Chip Minty, spokesman for the Oklahoma City-based Devon Energy, said that 12 families in all had left their homes originally when the rig 1.5 miles north of Roosevelt caught fire early Tuesday morning. The Duchesne County Sheriff's Office evacuated residents living within a half-mile radius of the site.

"It's still burning and our oil well firefighting experts are still on the site working toward capping the well and regaining control of the site," Minty said Friday. "But some of the residents are being allowed to return as the evacuation area is now down to a quarter-mile [radius]."

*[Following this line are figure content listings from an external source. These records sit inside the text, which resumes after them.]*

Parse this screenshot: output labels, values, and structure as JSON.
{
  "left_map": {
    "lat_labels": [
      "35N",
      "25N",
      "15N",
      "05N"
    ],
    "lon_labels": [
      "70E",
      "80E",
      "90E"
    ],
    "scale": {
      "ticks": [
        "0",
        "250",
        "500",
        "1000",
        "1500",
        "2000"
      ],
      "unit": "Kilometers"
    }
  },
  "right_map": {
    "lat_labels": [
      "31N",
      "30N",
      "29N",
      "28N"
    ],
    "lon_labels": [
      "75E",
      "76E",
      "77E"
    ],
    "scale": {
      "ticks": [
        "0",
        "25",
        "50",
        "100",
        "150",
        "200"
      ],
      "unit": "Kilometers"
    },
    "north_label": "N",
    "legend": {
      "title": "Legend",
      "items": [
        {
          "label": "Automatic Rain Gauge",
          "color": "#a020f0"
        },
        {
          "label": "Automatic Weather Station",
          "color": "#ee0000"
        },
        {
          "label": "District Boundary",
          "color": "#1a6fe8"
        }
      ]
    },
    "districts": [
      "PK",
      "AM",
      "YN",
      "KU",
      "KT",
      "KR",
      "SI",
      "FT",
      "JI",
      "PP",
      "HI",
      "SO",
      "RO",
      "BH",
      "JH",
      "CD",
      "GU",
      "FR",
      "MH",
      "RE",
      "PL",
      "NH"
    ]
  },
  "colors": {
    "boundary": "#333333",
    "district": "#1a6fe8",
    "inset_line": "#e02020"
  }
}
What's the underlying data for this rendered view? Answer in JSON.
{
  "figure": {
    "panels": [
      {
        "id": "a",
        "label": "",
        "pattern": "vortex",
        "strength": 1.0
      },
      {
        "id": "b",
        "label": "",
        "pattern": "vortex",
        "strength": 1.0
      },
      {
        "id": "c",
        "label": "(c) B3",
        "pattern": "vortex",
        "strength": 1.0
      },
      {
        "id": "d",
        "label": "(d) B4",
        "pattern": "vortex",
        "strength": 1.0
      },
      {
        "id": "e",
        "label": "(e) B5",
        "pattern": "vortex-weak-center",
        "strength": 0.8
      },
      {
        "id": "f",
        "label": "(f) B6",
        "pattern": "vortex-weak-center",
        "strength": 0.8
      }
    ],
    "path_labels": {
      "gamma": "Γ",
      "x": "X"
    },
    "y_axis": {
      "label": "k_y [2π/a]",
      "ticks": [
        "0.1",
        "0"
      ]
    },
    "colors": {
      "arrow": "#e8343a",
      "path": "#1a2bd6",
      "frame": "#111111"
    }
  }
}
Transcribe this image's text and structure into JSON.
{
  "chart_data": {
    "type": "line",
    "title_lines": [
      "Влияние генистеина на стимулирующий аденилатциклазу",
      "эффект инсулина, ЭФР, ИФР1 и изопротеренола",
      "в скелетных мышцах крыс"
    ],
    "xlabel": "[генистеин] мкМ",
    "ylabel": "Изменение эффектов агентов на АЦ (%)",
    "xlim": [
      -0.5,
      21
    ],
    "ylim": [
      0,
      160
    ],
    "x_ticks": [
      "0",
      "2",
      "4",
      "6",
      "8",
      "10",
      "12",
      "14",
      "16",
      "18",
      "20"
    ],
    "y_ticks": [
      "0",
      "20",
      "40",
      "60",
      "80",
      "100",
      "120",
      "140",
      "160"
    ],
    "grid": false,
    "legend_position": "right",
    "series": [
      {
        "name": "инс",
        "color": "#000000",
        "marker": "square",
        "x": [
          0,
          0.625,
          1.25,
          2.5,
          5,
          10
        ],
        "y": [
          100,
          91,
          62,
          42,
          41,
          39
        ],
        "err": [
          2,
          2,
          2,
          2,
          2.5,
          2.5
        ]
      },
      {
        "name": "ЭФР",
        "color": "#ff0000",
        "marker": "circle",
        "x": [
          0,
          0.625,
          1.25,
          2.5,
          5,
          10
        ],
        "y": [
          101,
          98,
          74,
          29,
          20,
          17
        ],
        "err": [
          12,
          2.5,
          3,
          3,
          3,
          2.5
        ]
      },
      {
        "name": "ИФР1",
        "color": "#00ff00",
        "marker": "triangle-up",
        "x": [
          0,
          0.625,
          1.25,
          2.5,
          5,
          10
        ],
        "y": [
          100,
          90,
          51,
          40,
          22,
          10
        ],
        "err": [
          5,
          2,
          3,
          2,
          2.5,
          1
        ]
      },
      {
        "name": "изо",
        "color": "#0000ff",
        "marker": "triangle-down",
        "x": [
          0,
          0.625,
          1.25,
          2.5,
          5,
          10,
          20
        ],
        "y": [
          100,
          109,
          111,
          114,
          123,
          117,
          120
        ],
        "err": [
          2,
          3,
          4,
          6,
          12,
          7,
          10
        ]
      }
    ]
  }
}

Exactly how many families were returning was undetermined, however, since some of them had not decided whether to go home immediately or "continue another day or two" in lodgings provided at the expense of Devon Energy and site owners Frontier Drilling, Minty said.

Houston-based Wild Well Control continued Friday to develop its strategy for the painstaking process of safely capping the fire. The firm has responded to oil and natural gas well fire emergencies for more than three decades, including the 1991 Kuwait Oil Field fires.

As of Friday, there was no estimated time for when the crack team of oil well firefighters might put out the flames.

The fire was quickly contained to the drilling rig area on Tuesday, but fears about the release of hydrogen sulfide gas prompted the decision to evacuate the immediate area. The cause of the fire remained undetermined.

The blaze was reported about 12:10 a.m. Tuesday. Drilling crews had recently completed sinking a well shaft when there was a release of oil and gas that then ignited.